Alma wove together fact and fiction. If she was going to find out what was really causing her tremors, she had to tell the doctor at least part of the truth.

"It's experimental cyberware," Alma answered. "I suffer from seasonal affective disorder. I volunteered six months ago to have a serotonin inducer put in, to see if it would alleviate my depression during the winter."

She gave the doctor a convivial grin and continued on in a prattling tone. "I'm so glad I volunteered for the study, especially with the terrible weather we've had lately. Normally, I'd be flat on my back for eight hours a day, under a bank of artificial lights."

Dr. Silverman nodded, her eyes on the scan. Alma could tell that she was adjusting something; a series of three-dimensional bar graphs materialized beside the holo of the brain and then disappeared.

"The device seems to be functioning," she said. "There's current flowing through it, and your serotonin levels are high—above normal range."

"Could it be responsible for the tremors in my hand?" Alma asked.

"It has to be—I can't see any other reason for them. Given the region of the brain where it's situated, the device may be triggering pontine geniculate occipital spikes. PGO spikes typically occur during sleep; they're the cause of the rapid eye movements that occur when we dream. They can also trigger involuntary motor activity elsewhere in the body, especially in the extremities. If you've ever watched a cat or dog while it's in REM sleep, you might have noticed a sudden twitching of its paws at the same time that rapid eye movements are occurring."

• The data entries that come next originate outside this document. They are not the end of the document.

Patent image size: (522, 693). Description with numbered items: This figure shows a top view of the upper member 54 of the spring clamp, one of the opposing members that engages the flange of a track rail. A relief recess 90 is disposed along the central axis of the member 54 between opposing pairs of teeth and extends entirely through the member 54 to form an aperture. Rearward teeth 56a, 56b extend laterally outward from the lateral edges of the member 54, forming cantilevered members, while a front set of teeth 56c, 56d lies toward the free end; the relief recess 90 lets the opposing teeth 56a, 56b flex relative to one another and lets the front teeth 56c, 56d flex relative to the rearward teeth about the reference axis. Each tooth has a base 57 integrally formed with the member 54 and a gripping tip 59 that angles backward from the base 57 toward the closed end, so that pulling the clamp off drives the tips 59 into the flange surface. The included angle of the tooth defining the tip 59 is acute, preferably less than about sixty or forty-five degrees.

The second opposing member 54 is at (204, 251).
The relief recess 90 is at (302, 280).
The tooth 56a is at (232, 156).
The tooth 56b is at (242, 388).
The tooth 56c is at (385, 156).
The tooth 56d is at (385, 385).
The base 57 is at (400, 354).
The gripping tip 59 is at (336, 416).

The doctor paused, lost in thought. "It's strange, though, that only your left hand is affected. Why not your right hand—or your feet? Have there been any signs of tremors in your other extremities?"

"None," Alma answered. "They're steady and strong."

"Have you experienced any hallucinations—any dreamlike visions?"

Alma shook her head.

"Who installed the cyberware?" the doctor asked. "I'd like to consult with the engineer who designed it."

"That's not possible," Alma said. "He's . . . unavailable at the moment. He had an accident and is recovering in a private clinic. That's why I came here. I've had the tremors for ten days, and I didn't want to put off seeing someone any longer."

Alma activated the clock in her cybereye. It was 9:47 a.m.—just thirteen minutes before Kageyama's appointment. Her examination by the cybersurgeon had run longer than her appointed half-hour. She needed to get out to the waiting room, to see if Kageyama had arrived yet. She tried to use her augmented hearing to listen for voices behind the closed door, but the room's soundproofing blocked all noise from the corridor and waiting room outside.